Die Beteiligten streiten über die Aufnahme des Klägers als Pflichtversicherter.

Der im Februar 1954 geborene Kläger war ursprünglich in der Sozialversicherung der DDR, dann bei der AOK und vom 9. Dezember 1996 bis 30. November 2004 bei der Beklagten versichert. Nachdem das Beschäftigungsverhältnis des Klägers Anfang des Jahres 2004 geendet hatte, bezog er zunächst Arbeitslosengeld und machte sich dann selbständig. Die Bundesagentur für Arbeit bewilligte für die Aufnahme einer selbständigen Tätigkeit ab dem 13. April 2004 für die Zeit vom 13. April 2004 bis zum 12. April 2007 einen Existenzgründungszuschuss. Als hauptberuflich selbständiger Erwerbstätiger blieb der Kläger zunächst bei der Beklagten versichert und wechselte dann zum 1. Dezember 2004 in die private Krankenversicherung.
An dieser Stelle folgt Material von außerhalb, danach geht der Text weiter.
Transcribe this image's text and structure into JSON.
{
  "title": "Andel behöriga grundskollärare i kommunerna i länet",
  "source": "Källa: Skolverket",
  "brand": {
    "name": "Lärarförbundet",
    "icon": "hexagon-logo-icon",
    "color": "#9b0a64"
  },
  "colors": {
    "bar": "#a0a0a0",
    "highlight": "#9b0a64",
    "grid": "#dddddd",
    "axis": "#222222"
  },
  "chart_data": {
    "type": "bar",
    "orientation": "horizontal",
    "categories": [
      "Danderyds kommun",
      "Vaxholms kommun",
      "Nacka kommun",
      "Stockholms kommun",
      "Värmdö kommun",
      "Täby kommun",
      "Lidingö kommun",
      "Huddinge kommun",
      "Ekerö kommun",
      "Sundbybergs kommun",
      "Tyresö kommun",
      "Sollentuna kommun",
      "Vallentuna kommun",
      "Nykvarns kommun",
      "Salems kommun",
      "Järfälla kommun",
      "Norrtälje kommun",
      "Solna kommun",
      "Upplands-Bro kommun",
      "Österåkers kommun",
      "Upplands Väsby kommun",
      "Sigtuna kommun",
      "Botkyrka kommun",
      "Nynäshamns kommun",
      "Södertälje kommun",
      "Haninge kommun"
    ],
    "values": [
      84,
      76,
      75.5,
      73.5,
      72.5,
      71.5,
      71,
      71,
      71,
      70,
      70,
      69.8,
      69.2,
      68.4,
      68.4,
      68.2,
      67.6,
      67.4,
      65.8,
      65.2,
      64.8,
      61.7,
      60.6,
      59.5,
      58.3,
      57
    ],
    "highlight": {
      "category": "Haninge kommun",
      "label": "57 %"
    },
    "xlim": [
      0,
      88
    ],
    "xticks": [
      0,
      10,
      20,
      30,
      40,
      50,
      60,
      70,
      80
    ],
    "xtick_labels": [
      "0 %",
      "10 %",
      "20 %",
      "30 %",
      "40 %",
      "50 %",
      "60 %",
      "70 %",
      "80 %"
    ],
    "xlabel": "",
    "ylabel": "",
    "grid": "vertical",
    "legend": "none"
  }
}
Zum 1. Dezember 2007 erklärte der Kläger, Angestellter der R L zu sein und die IKK-Direkt als seine zuständige Krankenkasse zu wählen, die ihm am 4. Dezember 2007 eine Mitgliedsbescheinigung übersandte. Durch Bescheid vom 1. Juli 2008 beurteilte die IKK-Direkt die Tätigkeit bei der R L jedoch als versicherungsfrei, da der Kläger 100% des Stammkapitals der Gesellschaft halte. Einen Antrag auf freiwillige Mitgliedschaft lehnte die IKK-Direkt durch Bescheid vom 18. Juli 2008 ab, da der Wechsel von einem privaten Versicherungsunternehmen zur freiwilligen Versicherung bei einer gesetzlichen Krankenkasse grundsätzlich nicht möglich sei.

Gegen die Ablehnung der freiwilligen Versicherung erhob der Kläger Widerspruch, den er damit begründete, dass die IKK-Direkt ihn seit dem 1. Dezember 2007 faktisch als versicherungspflichtiges Mitglied behandelt und Beiträge entgegen genommen habe. Die IKK-Direkt antwortete am 25. November 2008, dass sie dem Widerspruch nicht abhelfen könne, der Kläger solle erklären, ob er an seinem Widerspruch festhalte.

Ab dem 1. Januar 2012 stand der Kläger in einem abhängigen Beschäftigungsverhältnis bei der Firma f GmbH. Den am 31. Januar 2012 gestellten Antrag auf Mitgliedschaft bei der AOK-Nordost lehnte diese durch Schreiben vom 16. Februar 2012 ab, weil das Krankenkassenwahlrecht nicht innerhalb von zwei Wochen ausgeübt worden und deswegen die letzte gesetzliche Krankenkasse zuständig sei. Einen online gestellten Antrag auf Mitgliedschaft bei der Beklagten lehnte diese durch E-Mail vom 15. Februar 2012 ab.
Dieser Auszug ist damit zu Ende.